Sunday, February 5, 2012

Intro to vision - Images and representation

I am dabbling in computer vision and it helps if I can gather my thoughts. (This field is not as simple as I imagined it to be.) There are a lot of background and information which goes missing , and I hate reading the unabridged versions of text. So, here goes:

Vision is primarily concerned with images, video can be treated as a series of images at a certain rate or frequency. There is the 2-D and 3-D representation of images. I shall not talk about 3-D since my knowledge on that is limited at best.

What does 2-D representation mean? Backtracking a little, every image is represented by a series of pixels, these pixels store some information. In a 2-D representation, the pixels are spread across 2 dimensions, lets say X and Y (for convenience). This is generally represented in matrix form, where the top-left pixel of the image is the top-left value in the matrix.

What are these pixel thingies?
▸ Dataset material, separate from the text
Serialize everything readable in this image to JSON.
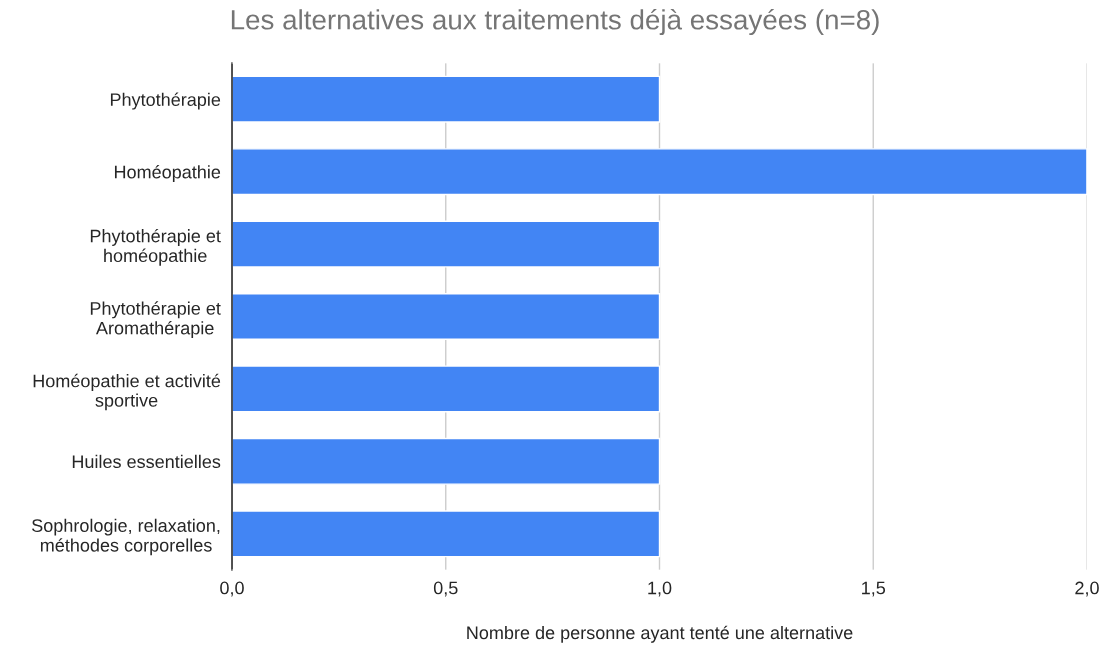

These "pixels" can hold different types of information. One common type in vision is the RGB space, where we represent the color space of the image with the composites of red, blue and green. Each of these are called the channels of the color space. Ideally, we use 8 bits for each color, thereby 2^8 = 255 possible values for each component. You can also represent the image using 18-bit color, 32-bit color and 48-bit color. These various color spaces correspond to different color depths. TrueColor is the 24-bit color, with each channel RGB getting 8 bits.

There are also CMYK, sRGB, scRGB color spaces which are used in HDR (photo enthusiasts alert), but vision folks generally deal with RGB or BGR(reverse RGB representation) color spaces.

For more on the color representation look here and dig up more - http://en.wikipedia.org/wiki/Color_depth

Although this color representation is great it does not give us an intuitive idea of color. If for example I want orange, its R=255,G=142,B=13. If I want a darker orange its R=210,G=65,B=0. So, it becomes hard to play with these colors and we use the HSI (Hue, Saturation and Intensity model). This is seen in displays and color pickers across the digital image applications. We can easily get a darker or lighter color by varying the saturation making our lives much easier.

It is possible to convert from one space to another, and most libraries have api's for easy conversion.

So, if we see a image, we can imagine it as a matrix containing 24bits in each matrix cell to represent a pixel on the image.